Some offered a chance to commiserate, most notably a late Tuesday session with Channing Frye hitting home to Love. Frye recalled a 1-for-20 stretch he endured back in the 2010 playoffs when he was with Phoenix.

"He said, 'It just goes to show you, no one is immune,' " Love said. " 'You just have to find different ways to make your impact.' I give him a lot of credit for staying on me and staying vocal."

Love's first shot Wednesday was a turnaround hook, about eight feet out, nothing fluid or fabulous about it. The damn thing went in, though. That was enough for Love to heave out a sigh as he ran down the court. As Toronto inbounded the ball, LeBron extended a hand in congratulations. Love gladly accepted it.

The Cleveland crowd cheered not so much as a celebration, but in anticipation. That maybe Love was going to break out of his shooting slump, that the first one was a sign of what was, indeed, to come. Love finished with 25 points on 8-of-10 shooting, bombing in threes as Cleveland rolled to an easy 116-78 victory.

The Cavs hold a 3-2 lead in the Eastern finals and can close Toronto out Friday at the Air Canada Center.

And with that everything felt back for Cleveland, back to having three stars (each scoring over 20), back to decimating the Raptors (Cleveland took its stars out with a few minutes left in the third quarter), back to believing that when they play together, they can beat anyone.

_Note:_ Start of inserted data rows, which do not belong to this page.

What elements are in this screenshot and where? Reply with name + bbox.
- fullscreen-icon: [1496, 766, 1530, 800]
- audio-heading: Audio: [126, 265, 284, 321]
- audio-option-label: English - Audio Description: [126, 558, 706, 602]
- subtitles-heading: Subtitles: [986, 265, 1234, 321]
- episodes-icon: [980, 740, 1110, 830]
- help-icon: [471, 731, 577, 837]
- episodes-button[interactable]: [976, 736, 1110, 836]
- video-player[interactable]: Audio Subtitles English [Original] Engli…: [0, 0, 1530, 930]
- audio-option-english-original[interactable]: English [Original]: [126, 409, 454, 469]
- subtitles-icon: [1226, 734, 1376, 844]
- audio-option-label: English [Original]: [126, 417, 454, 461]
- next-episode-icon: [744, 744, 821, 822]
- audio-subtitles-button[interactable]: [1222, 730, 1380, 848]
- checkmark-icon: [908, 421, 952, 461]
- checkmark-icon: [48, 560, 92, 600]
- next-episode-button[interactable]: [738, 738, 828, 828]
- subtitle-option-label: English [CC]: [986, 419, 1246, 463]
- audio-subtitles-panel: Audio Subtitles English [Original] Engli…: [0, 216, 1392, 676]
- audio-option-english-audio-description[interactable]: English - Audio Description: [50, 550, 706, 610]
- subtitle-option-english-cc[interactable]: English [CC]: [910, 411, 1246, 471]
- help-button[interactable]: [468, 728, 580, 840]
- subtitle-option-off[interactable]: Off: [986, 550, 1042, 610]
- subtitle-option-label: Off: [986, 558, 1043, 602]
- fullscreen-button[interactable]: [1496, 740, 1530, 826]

For Love, it was back to making an impact and back to seizing the moment that he had to watch in street clothes a year ago.

"LeBron said this morning, he relishes this opportunity, so it's kind of the same thing," Love said, standing quietly at his locker after the game. "Kyrie getting hurt in the Finals and not playing 100 percent throughout and myself not being able to play…

"I'll go out swinging either way."

Maybe that was the best part, the swinging, the impact, the response. "A bounce-back game," LeBron said. Wednesday was the Cavs' plan in action. Irving had 23 points, nearly matching Love. That meant LeBron's 23-point, eight-assist and six-rebound effort was easy to overlook. That in a game of such significance LeBron wasn't required to put up 40 or a triple-double was the best part.

"There may come a time when I need one of those big games, but until then, relax," LeBron said.

James was one of the players who empathized with Love, as versed in playoff struggles as playoff glories.

"It's very difficult," James said. "You feel like you are by yourself. I've been there before. Things aren't going the way you dreamed about it."

The first shot may not have been exactly how Love envisioned it, but it spoke to a regained touch found through some lengthy shooting sessions the past two days. Those are unusual, but there was an added touch of urgency. After a two-game 5-for-23 stretch, that the shot went in was enough.

"Naturally felt good to get that first one," Love said.

Love followed with a 3-pointer from the left wing, then a 14-foot turnaround fadeaway from the baseline, then a couple free throws, then another three, and away Cleveland went. Twelve Kevin Love first-quarter points and suddenly the series swung back on a dime, the Cavs' bench players standing and waving towels, everyone aware of the importance, both short and long term.

"Oh, he's a force," Raptors coach Dwane Casey said. "He's an offensive force down low. He gets it going and we've got to go meet his force with our force and do a better job of one-on-one defense."

Over last weekend Love was the problem, the no-show, the missing piece – only this time he wasn't injured. And just like that, he was back, making Cleveland almost impossible to defend.

His teammates had counseled and cajoled him, and perhaps even challenged him, in no uncertain terms.

"R.J., he talked to me after the game and said, 'That is why we are hard on you, big fella,' " Love said. "I know my teammates expect a lot out of me, and I expect a lot of out of them."

One more win for the Finals, this time with all three stars firing on all cylinders.